Experts at the DC-based nonprofit the Center for Democracy and Technology have argued publicly that deduplication — the automated process of identifying and removing redundant files — should be a standard requirement embedded in any government cloud migration contract. Their position, laid out in policy briefs circulated on Capitol Hill earlier this year, is that agencies purchasing new storage infrastructure without requiring deduplication protocols are essentially paying twice: once to store the original file and again to store its copies.
The practical stakes are visible at the ground level. The DC Public Library's digital collections hub, anchored at the Martin Luther King Jr. Memorial Library on G Street NW, completed a major digitization push last year covering historical photographs of neighborhoods including Anacostia and NoMa. Library staff have acknowledged in public presentations that managing duplicate scans from community-submitted batches required significant manual intervention — work that consumed staff hours that could otherwise go toward expanding the accessible collection.
The Numbers Behind the Clutter
Storage is not free. Commercial cloud pricing from major providers currently runs between $0.02 and $0.023 per gigabyte per month for standard archival tiers, according to published rate cards. A government agency holding even 500 terabytes of unaudited image data — a figure well within the range reported for mid-sized federal bureaus — could theoretically eliminate tens of thousands of dollars in annual costs by running a single deduplication pass. Across dozens of agencies, the arithmetic scales quickly.
For the District's own IT budget, which the Office of the Chief Financial Officer set at roughly $180 million for fiscal year 2026, storage efficiency has become a talking point as federal funding uncertainty puts pressure on discretionary spending. DOGE-related reviews of grants flowing to DC's technology offices have introduced additional unpredictability.

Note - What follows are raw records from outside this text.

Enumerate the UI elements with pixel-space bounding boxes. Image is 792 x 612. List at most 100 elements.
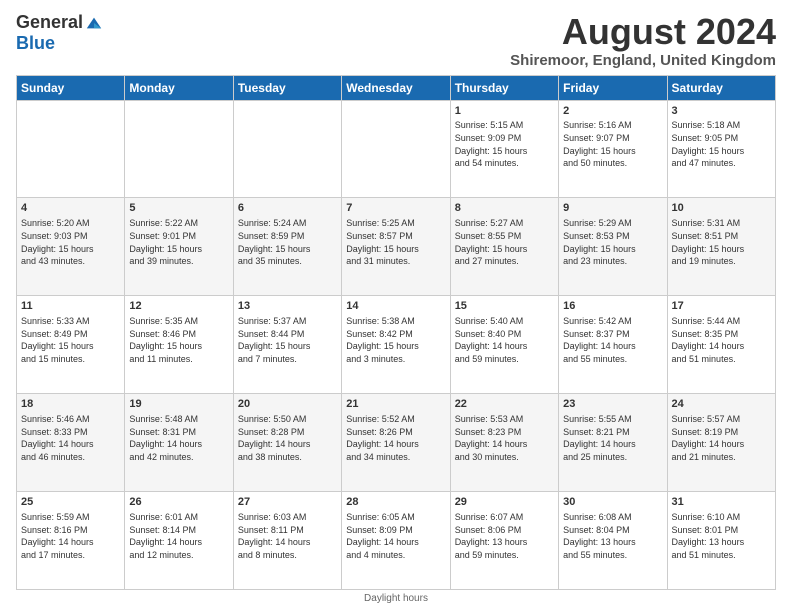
day-number: 12 [129,299,228,314]
table-row: 8Sunrise: 5:27 AM Sunset: 8:55 PM Daylig… [450,198,558,296]
day-info: Sunrise: 5:37 AM Sunset: 8:44 PM Dayligh… [238,315,337,365]
day-info: Sunrise: 5:16 AM Sunset: 9:07 PM Dayligh… [563,119,662,169]
table-row: 18Sunrise: 5:46 AM Sunset: 8:33 PM Dayli… [17,394,125,492]
day-info: Sunrise: 5:55 AM Sunset: 8:21 PM Dayligh… [563,413,662,463]
day-info: Sunrise: 5:48 AM Sunset: 8:31 PM Dayligh… [129,413,228,463]
day-number: 19 [129,397,228,412]
day-info: Sunrise: 5:53 AM Sunset: 8:23 PM Dayligh… [455,413,554,463]
calendar-week-row: 1Sunrise: 5:15 AM Sunset: 9:09 PM Daylig… [17,100,776,198]
day-number: 18 [21,397,120,412]
day-info: Sunrise: 5:52 AM Sunset: 8:26 PM Dayligh… [346,413,445,463]
day-info: Sunrise: 5:35 AM Sunset: 8:46 PM Dayligh… [129,315,228,365]
table-row: 2Sunrise: 5:16 AM Sunset: 9:07 PM Daylig… [559,100,667,198]
logo-blue-text: Blue [16,33,55,54]
table-row: 10Sunrise: 5:31 AM Sunset: 8:51 PM Dayli… [667,198,775,296]
table-row: 4Sunrise: 5:20 AM Sunset: 9:03 PM Daylig… [17,198,125,296]
day-number: 22 [455,397,554,412]
day-info: Sunrise: 5:25 AM Sunset: 8:57 PM Dayligh… [346,217,445,267]
day-number: 25 [21,495,120,510]
table-row: 3Sunrise: 5:18 AM Sunset: 9:05 PM Daylig… [667,100,775,198]
table-row: 5Sunrise: 5:22 AM Sunset: 9:01 PM Daylig… [125,198,233,296]
day-info: Sunrise: 5:18 AM Sunset: 9:05 PM Dayligh… [672,119,771,169]
table-row: 29Sunrise: 6:07 AM Sunset: 8:06 PM Dayli… [450,492,558,590]
table-row: 14Sunrise: 5:38 AM Sunset: 8:42 PM Dayli… [342,296,450,394]
day-info: Sunrise: 5:29 AM Sunset: 8:53 PM Dayligh… [563,217,662,267]
day-number: 3 [672,104,771,119]
table-row: 7Sunrise: 5:25 AM Sunset: 8:57 PM Daylig… [342,198,450,296]
day-number: 23 [563,397,662,412]
calendar-week-row: 25Sunrise: 5:59 AM Sunset: 8:16 PM Dayli… [17,492,776,590]
day-number: 8 [455,201,554,216]
table-row [17,100,125,198]
calendar-week-row: 18Sunrise: 5:46 AM Sunset: 8:33 PM Dayli… [17,394,776,492]
header: General Blue August 2024 Shiremoor, Engl… [16,12,776,69]
day-number: 14 [346,299,445,314]
month-title: August 2024 [510,12,776,52]
table-row: 19Sunrise: 5:48 AM Sunset: 8:31 PM Dayli… [125,394,233,492]
logo: General Blue [16,12,103,54]
day-info: Sunrise: 5:57 AM Sunset: 8:19 PM Dayligh… [672,413,771,463]
day-number: 9 [563,201,662,216]
day-info: Sunrise: 5:50 AM Sunset: 8:28 PM Dayligh… [238,413,337,463]
table-row: 16Sunrise: 5:42 AM Sunset: 8:37 PM Dayli… [559,296,667,394]
col-thursday: Thursday [450,75,558,100]
table-row: 26Sunrise: 6:01 AM Sunset: 8:14 PM Dayli… [125,492,233,590]
title-block: August 2024 Shiremoor, England, United K… [510,12,776,69]
day-info: Sunrise: 5:20 AM Sunset: 9:03 PM Dayligh… [21,217,120,267]
col-tuesday: Tuesday [233,75,341,100]
calendar-header-row: Sunday Monday Tuesday Wednesday Thursday… [17,75,776,100]
day-info: Sunrise: 5:40 AM Sunset: 8:40 PM Dayligh… [455,315,554,365]
day-number: 31 [672,495,771,510]
day-number: 21 [346,397,445,412]
day-number: 2 [563,104,662,119]
day-info: Sunrise: 6:08 AM Sunset: 8:04 PM Dayligh… [563,511,662,561]
day-number: 20 [238,397,337,412]
day-number: 5 [129,201,228,216]
location-title: Shiremoor, England, United Kingdom [510,52,776,69]
table-row: 12Sunrise: 5:35 AM Sunset: 8:46 PM Dayli… [125,296,233,394]
day-info: Sunrise: 6:03 AM Sunset: 8:11 PM Dayligh… [238,511,337,561]
day-number: 17 [672,299,771,314]
table-row: 23Sunrise: 5:55 AM Sunset: 8:21 PM Dayli… [559,394,667,492]
table-row: 13Sunrise: 5:37 AM Sunset: 8:44 PM Dayli… [233,296,341,394]
table-row: 15Sunrise: 5:40 AM Sunset: 8:40 PM Dayli… [450,296,558,394]
day-number: 28 [346,495,445,510]
table-row: 31Sunrise: 6:10 AM Sunset: 8:01 PM Dayli… [667,492,775,590]
calendar-week-row: 4Sunrise: 5:20 AM Sunset: 9:03 PM Daylig… [17,198,776,296]
col-monday: Monday [125,75,233,100]
calendar-week-row: 11Sunrise: 5:33 AM Sunset: 8:49 PM Dayli… [17,296,776,394]
table-row: 24Sunrise: 5:57 AM Sunset: 8:19 PM Dayli… [667,394,775,492]
logo-icon [85,14,103,32]
day-number: 15 [455,299,554,314]
day-info: Sunrise: 5:27 AM Sunset: 8:55 PM Dayligh… [455,217,554,267]
day-info: Sunrise: 6:05 AM Sunset: 8:09 PM Dayligh… [346,511,445,561]
day-number: 6 [238,201,337,216]
footer-daylight: Daylight hours [16,593,776,604]
logo-general-text: General [16,12,83,33]
table-row: 27Sunrise: 6:03 AM Sunset: 8:11 PM Dayli… [233,492,341,590]
day-info: Sunrise: 5:46 AM Sunset: 8:33 PM Dayligh… [21,413,120,463]
table-row: 20Sunrise: 5:50 AM Sunset: 8:28 PM Dayli… [233,394,341,492]
day-number: 16 [563,299,662,314]
day-number: 7 [346,201,445,216]
table-row: 21Sunrise: 5:52 AM Sunset: 8:26 PM Dayli… [342,394,450,492]
table-row: 30Sunrise: 6:08 AM Sunset: 8:04 PM Dayli… [559,492,667,590]
table-row: 28Sunrise: 6:05 AM Sunset: 8:09 PM Dayli… [342,492,450,590]
col-sunday: Sunday [17,75,125,100]
day-number: 4 [21,201,120,216]
table-row [233,100,341,198]
day-info: Sunrise: 5:15 AM Sunset: 9:09 PM Dayligh… [455,119,554,169]
day-number: 13 [238,299,337,314]
day-info: Sunrise: 6:01 AM Sunset: 8:14 PM Dayligh… [129,511,228,561]
day-number: 26 [129,495,228,510]
table-row: 1Sunrise: 5:15 AM Sunset: 9:09 PM Daylig… [450,100,558,198]
day-number: 24 [672,397,771,412]
table-row: 11Sunrise: 5:33 AM Sunset: 8:49 PM Dayli… [17,296,125,394]
table-row [342,100,450,198]
day-number: 11 [21,299,120,314]
day-info: Sunrise: 6:07 AM Sunset: 8:06 PM Dayligh… [455,511,554,561]
day-info: Sunrise: 6:10 AM Sunset: 8:01 PM Dayligh… [672,511,771,561]
day-number: 1 [455,104,554,119]
table-row: 22Sunrise: 5:53 AM Sunset: 8:23 PM Dayli… [450,394,558,492]
day-info: Sunrise: 5:44 AM Sunset: 8:35 PM Dayligh… [672,315,771,365]
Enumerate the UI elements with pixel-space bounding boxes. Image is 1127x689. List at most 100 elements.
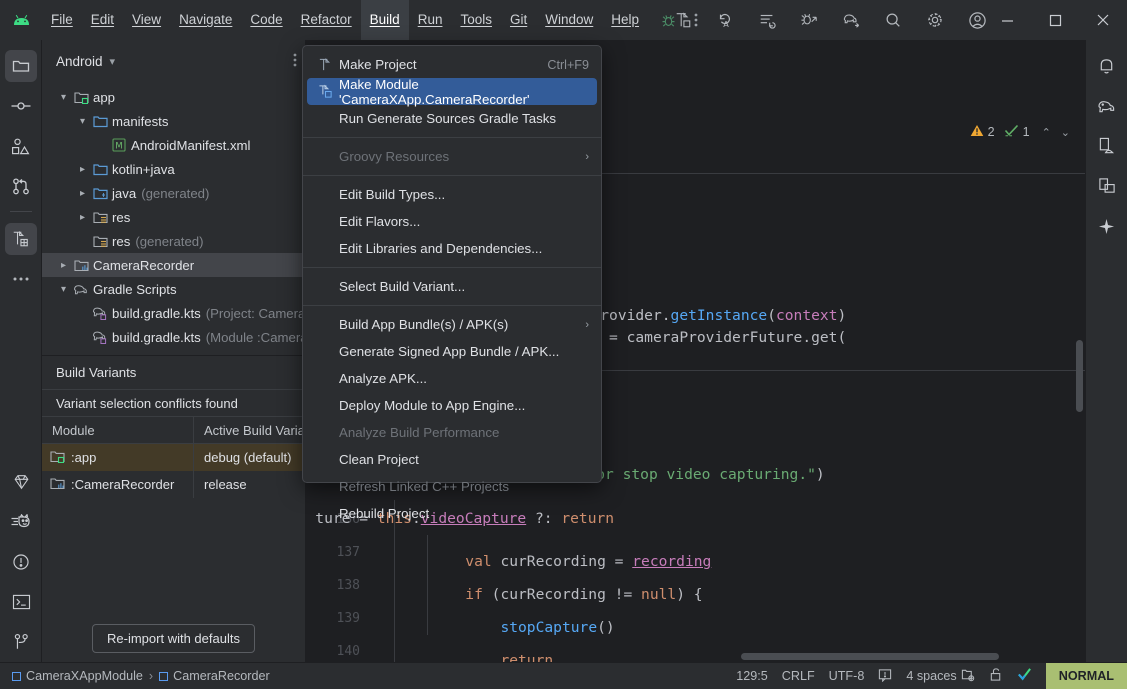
tree-node-app[interactable]: ▾ app [42, 85, 305, 109]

Technologists advising the city recommend agencies begin with an audit of existing image repositories before purchasing additional infrastructure. Tools capable of identifying duplicate files through hash-matching — a process that compares unique digital fingerprints of files rather than their names — are widely available and can be deployed without replacing existing systems. The DC Office of the Chief Technology Officer has the authority to issue guidance mandating such audits across District agencies, though as of July 4, 2026, no such directive has been published. The next move belongs to whoever decides the quiet problem is worth a loud solution.